To accompany this ability to intelligently divide up the graphics workload, Lucid is offering up scaling between GPUs of any KIND within a brand (only ATI with ATI, NVIDIA with NVIDIA) and the ability to load balance GPUs based on performance and other criteria. The load balancing is based on a couple of key data points: pre-existing knowledge from the Lucid team about the GPU in question and the "response time" of the GPU when being sent data from the HYDRA Engine chip. The HYDRA driver will actually recognize the GPUs in a system and will estimate how much processing power each holds but will then fine tune that estimate based on real-time performance of the GPU in action. If a GPU is sent a "task" to perform and the return time on it is slower than expected, the HYDRA engine will back off slightly and send more "tasks" to the less-loaded GPUs. All of this is updated on the fly, in real time as the game is running.
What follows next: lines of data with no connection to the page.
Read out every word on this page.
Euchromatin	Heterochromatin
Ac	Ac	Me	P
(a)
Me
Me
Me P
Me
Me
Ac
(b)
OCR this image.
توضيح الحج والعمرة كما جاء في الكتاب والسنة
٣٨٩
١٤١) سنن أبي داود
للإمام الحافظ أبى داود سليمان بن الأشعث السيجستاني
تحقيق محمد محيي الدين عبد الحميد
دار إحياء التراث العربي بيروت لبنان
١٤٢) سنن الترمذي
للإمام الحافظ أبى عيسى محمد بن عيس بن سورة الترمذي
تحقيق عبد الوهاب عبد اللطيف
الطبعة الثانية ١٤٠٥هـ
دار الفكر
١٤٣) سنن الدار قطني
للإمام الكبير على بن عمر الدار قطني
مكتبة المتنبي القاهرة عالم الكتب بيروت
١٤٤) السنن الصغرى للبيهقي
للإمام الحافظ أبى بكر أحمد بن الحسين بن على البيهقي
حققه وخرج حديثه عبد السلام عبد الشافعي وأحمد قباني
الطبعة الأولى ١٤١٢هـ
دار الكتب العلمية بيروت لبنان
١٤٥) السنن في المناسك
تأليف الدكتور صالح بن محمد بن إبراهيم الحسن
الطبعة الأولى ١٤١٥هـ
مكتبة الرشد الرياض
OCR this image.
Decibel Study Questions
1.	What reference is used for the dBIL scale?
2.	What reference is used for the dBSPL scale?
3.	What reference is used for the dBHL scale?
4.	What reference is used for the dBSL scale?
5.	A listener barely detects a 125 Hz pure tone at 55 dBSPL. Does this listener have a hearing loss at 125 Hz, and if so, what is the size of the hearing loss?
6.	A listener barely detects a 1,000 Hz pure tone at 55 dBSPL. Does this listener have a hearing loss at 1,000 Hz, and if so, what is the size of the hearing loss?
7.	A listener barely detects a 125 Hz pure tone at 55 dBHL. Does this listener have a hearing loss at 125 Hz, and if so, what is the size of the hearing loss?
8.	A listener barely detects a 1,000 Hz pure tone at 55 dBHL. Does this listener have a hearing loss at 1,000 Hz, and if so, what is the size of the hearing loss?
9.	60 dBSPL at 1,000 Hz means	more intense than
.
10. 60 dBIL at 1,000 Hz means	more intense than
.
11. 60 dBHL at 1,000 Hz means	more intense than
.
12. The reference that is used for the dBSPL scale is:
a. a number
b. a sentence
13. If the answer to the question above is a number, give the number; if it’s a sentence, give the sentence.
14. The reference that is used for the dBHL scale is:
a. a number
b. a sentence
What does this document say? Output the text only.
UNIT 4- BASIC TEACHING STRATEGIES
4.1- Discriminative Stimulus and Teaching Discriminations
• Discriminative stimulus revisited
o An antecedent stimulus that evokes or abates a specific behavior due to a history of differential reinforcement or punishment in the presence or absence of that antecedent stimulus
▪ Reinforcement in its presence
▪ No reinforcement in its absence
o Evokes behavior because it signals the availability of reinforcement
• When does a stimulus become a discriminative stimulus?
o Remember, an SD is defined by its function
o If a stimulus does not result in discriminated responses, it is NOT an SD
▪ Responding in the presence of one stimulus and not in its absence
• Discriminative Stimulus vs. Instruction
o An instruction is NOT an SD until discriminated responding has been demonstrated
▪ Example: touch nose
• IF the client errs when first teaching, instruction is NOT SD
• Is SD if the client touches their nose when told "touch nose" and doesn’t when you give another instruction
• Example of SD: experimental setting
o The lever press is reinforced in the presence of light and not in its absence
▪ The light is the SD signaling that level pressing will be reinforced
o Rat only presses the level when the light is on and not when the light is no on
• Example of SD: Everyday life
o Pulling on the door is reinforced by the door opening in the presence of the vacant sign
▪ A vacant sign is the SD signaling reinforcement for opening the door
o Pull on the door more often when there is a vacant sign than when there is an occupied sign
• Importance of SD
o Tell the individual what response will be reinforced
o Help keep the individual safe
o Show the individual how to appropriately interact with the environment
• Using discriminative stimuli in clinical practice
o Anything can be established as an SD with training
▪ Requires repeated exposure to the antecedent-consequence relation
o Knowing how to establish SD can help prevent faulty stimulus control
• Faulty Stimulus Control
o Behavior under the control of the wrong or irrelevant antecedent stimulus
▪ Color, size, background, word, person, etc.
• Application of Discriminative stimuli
HYDRA Engine Hardware Implementation
From a purely hardware perspective, the HYDRA chip takes in a single PCIe x16 connection and outputs two full PCIe 2.0 x16 connections. Depending on the partner's implementation method, that could connect to two GPUs or split into four x8 PCIe 2.0 connections for four GPUs. What might you find the HYDRA chip on in the future? There are two likely scenarios for potential designs: on a motherboard or on a graphics board.
On a motherboard, including a HYDRA Engine chip would allow ANY chipset to support BOTH SLI and CrossFire technology since it is completely chipset independent and doesn't require SLI or CrossFire licensing. That would enable said motherboard to offer 2-4 GPU scaling with NVIDIA or AMD graphics cards - a VERY compelling solution but also likely an expensive one.
Pic 1 - Esquema de implementação numa Motherboard
The HYDRA technology would also likely find its way onto custom design graphics boards in place of the standard PCIe bridge - ala the Radeon HD 4870 X2. Lucid is claiming nearly linear scaling on up to 4 GPUs compared to 50-70% with SLI or CrossFire and thus a board vendor could really make a top performing part and stand out from the crowd or potential build one with slower chips for a new price-performance option.
As for the chip itself, obviously Lucid is being very close lipped about it. The chip runs very cool and draws just about 5 watts of power. Inside the chip you will find small RISC processor and the custom (secret sauce) logic behind the algorithm powering the HYDRA Engine. The production chip was JUST finished yesterday and will be sampling to partners soon - though they wouldn't indicate WHO those partners were.
FONTE
Pic 2 e Pic 3 - Rendering alternado, workload de cada gráfica mostrado em monitores separados
Sei que o post está enorme, mas não dá para resumir muito se queremos ter uma ideia correcta das possibilidades que isto trás para o mercado das gráficas..Honestamente não sei como é que a ATI ou a Nvidia ainda não se lembraram disto.
Por agora ainda só funciona com Dx9, mas em finais deste ano já deverá funcionar com o Dx10.1.
Implementações começam em princípios de 2009.